Yasir Sabhawi Ibrahim (search), son of Saddam's half brother Sabhawi Ibrahim Hasan al-Tikriti, was arrested in a Baghdad apartment, several days after Syrian authorities forced him to return to Iraq, the officials told The Associated Press in a telephone interview from Cairo. They spoke on condition of anonymity because they weren't authorized to deal with the media.
One of the officials, who works as a coordinator between Iraqi authorities and U.S. military intelligence, described the purported financier as the most dangerous man in the urgency. The other official, who is a senior member of the Iraqi Defense Ministry, said the arrest was a serious blow to terrorist networks.
Both officials said Syrian authorities "pushed" Ibrahim into Iraq but did not hand him over to authorities.

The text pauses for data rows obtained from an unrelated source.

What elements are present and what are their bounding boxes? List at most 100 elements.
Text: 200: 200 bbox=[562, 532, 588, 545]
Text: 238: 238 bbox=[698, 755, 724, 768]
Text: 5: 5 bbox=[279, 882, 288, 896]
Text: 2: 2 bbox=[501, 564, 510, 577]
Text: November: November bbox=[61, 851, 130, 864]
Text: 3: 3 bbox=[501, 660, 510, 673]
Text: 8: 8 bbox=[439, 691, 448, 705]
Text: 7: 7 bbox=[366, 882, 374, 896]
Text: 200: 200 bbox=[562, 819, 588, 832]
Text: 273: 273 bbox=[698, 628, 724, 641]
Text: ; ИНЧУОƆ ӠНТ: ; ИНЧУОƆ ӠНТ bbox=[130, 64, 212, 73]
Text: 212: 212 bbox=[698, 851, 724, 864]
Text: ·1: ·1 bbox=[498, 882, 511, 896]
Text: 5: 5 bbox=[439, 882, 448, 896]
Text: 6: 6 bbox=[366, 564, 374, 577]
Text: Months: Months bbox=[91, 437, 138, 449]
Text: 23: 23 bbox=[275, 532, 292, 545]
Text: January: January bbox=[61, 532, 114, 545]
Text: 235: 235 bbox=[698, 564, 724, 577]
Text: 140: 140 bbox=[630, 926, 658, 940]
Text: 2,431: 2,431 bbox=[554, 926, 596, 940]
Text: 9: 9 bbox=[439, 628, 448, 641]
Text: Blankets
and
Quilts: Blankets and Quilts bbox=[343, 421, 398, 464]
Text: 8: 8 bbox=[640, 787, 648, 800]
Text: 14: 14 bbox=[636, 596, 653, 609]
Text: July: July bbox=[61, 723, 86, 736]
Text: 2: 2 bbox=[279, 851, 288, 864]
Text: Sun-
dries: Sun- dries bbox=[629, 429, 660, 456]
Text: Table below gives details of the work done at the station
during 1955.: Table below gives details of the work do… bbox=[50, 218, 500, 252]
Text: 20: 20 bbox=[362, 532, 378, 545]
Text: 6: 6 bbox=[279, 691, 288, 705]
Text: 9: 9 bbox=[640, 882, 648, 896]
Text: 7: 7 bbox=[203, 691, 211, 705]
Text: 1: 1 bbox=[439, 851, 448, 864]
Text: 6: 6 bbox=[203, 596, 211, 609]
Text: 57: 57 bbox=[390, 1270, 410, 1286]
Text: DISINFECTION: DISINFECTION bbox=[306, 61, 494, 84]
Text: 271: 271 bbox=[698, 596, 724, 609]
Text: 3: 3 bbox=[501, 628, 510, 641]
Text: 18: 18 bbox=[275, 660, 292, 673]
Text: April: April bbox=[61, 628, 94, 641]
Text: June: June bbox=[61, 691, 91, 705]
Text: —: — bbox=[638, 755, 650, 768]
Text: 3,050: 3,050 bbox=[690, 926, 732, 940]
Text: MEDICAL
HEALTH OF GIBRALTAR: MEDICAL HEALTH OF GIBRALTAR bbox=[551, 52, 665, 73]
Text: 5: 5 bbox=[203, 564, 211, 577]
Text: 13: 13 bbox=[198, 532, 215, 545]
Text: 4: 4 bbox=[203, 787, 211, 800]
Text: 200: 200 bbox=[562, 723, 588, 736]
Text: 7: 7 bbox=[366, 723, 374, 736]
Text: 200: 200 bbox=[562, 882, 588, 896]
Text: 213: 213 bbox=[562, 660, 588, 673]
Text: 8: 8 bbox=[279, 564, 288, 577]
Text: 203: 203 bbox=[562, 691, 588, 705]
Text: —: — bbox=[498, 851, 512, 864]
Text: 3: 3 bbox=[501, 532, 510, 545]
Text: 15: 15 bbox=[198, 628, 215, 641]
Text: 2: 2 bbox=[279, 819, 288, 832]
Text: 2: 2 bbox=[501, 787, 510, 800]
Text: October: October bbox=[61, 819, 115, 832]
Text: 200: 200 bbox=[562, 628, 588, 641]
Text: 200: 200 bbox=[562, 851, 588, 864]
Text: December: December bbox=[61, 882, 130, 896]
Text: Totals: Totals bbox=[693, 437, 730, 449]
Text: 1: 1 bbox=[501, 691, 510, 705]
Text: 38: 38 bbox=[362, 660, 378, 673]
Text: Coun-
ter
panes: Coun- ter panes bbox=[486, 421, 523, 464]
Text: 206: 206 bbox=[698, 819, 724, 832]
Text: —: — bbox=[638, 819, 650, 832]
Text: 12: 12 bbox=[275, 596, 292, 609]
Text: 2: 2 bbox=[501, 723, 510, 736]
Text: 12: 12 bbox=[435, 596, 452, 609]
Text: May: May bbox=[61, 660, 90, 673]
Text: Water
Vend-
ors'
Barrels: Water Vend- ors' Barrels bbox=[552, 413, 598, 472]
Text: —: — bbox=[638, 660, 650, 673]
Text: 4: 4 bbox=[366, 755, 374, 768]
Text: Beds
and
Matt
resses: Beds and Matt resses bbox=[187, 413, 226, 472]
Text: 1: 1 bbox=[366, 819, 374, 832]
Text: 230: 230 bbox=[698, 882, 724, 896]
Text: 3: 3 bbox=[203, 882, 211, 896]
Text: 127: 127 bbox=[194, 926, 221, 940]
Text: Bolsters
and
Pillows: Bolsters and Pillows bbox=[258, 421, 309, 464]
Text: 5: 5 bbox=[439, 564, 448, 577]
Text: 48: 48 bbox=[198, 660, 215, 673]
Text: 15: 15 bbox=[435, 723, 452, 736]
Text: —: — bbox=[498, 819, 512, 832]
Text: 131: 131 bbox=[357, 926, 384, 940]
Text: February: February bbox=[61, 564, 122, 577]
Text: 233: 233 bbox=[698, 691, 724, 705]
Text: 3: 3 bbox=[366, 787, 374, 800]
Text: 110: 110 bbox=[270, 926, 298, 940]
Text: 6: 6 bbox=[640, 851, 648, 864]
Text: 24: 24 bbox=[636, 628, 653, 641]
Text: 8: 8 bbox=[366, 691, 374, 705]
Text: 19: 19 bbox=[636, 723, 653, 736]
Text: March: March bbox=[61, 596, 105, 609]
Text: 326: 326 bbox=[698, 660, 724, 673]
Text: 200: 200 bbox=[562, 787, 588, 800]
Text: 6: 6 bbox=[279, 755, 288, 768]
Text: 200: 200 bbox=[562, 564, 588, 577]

The Syrians were aware of his whereabouts in Baghdad and informed U.S. authorities, who then passed the information to Iraq security forces who carried out a "fast, easy" raid on the fugitive's apartment, the Defense Ministry official said.
The Iraqi officials believe the suspect was operating Baath Party funds in Syria, Jordan and Yemen and had been running a vast network of insurgents inside Iraq. They also claim he was coordinating between Baathist insurgents and the terror network of Jordanian-born militant Abu Musab al-Zarqawi.
He was believed to be second in command of the Iraqi-led insurgency behind Younis al-Ahmad, a former member of the Baath Party leadership believed to be still in Syria.
Officials in Syria were not available for comment on the arrest.
On July 21, the U.S. Treasury Department froze the U.S. assets of the suspect as well as the five other sons of al-Tikriti, who was himself captured in Syria earlier this year and handed over to Iraq in an apparent good will gesture.
On Sept. 19, Iraq's Central Criminal Court sentenced another of al-Tikriti's sons, Ayman, to life in prison on charges he helped fund the insurgency and was a bomb-maker. It was the first known trial of any of the former leader's family members.
Syria has been under intense pressure from the United States and Iraq to do more to prevent militants and weapons crossing from its territories into neighboring Iraq. Damascus denies actively supporting insurgents battling U.S.-led coalition forces in Iraq, but says it is virtually impossible to lock down its porous desert frontier with Iraq.